# Paradox - Crusader Kings, EU, Stellaris coming to mobile?!



## mrs quoad (Mar 18, 2016)

Paradox Might be Getting Serious About Bringing its Grand Strategy Games to Mobile

Crikey. That'd be quite a move (!) Can't imagine playing CK on a mobile, but I can see this triggering serious difficulties detaching from t'iPad 

Also, the fuck is Stellaris? I've clearly missed this one.


----------



## mrs quoad (Mar 18, 2016)

One of these days, I'll get a reply to a mobile gaming thread, dammit!

*shakes fist*


----------



## tommers (Mar 18, 2016)

Stellaris isn't released yet.  Its some super space strategy game they're doing.  

How would a phone cope with something like CK?


----------



## mrs quoad (Mar 19, 2016)

tommers said:


> How would a phone cope with something like CK?


I wonder this too (!)

Will have to keep enough in the kitty for an emergency iPad, should the requirements look a bit too hairy. 

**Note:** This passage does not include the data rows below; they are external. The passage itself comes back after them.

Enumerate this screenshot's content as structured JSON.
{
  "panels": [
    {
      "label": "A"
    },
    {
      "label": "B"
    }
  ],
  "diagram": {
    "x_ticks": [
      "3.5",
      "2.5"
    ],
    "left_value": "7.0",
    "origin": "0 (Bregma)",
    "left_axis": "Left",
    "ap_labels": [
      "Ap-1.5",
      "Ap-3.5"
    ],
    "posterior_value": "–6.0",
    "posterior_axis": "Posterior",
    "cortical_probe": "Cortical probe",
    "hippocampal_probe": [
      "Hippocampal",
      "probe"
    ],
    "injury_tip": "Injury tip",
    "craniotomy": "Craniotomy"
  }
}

I presume there was a ck1, too? Wonder what the system reqs are for that...


----------



## J Ed (Mar 20, 2016)

Stellaris looks great but I really want to play HOI4 which apparently is out in may


----------



## YouSir (Mar 22, 2016)

That could consume my existence, EU4 in the bath would ruin me.


----------



## mrs quoad (Jul 22, 2016)

Fucking storybook LOL. 

Crusader Kings: Chronicles (by Paradox Interactive) - Touch Arcade

I bought it on a whimsy, because I) Crusader Kings!; and ii) I'd been particularly financially well behaved this week and was looking for an excuse for a treat. 

Not sure why. Really CBA with storybooks, and suffered buyers remorse almost instantly. 

Oh well.


----------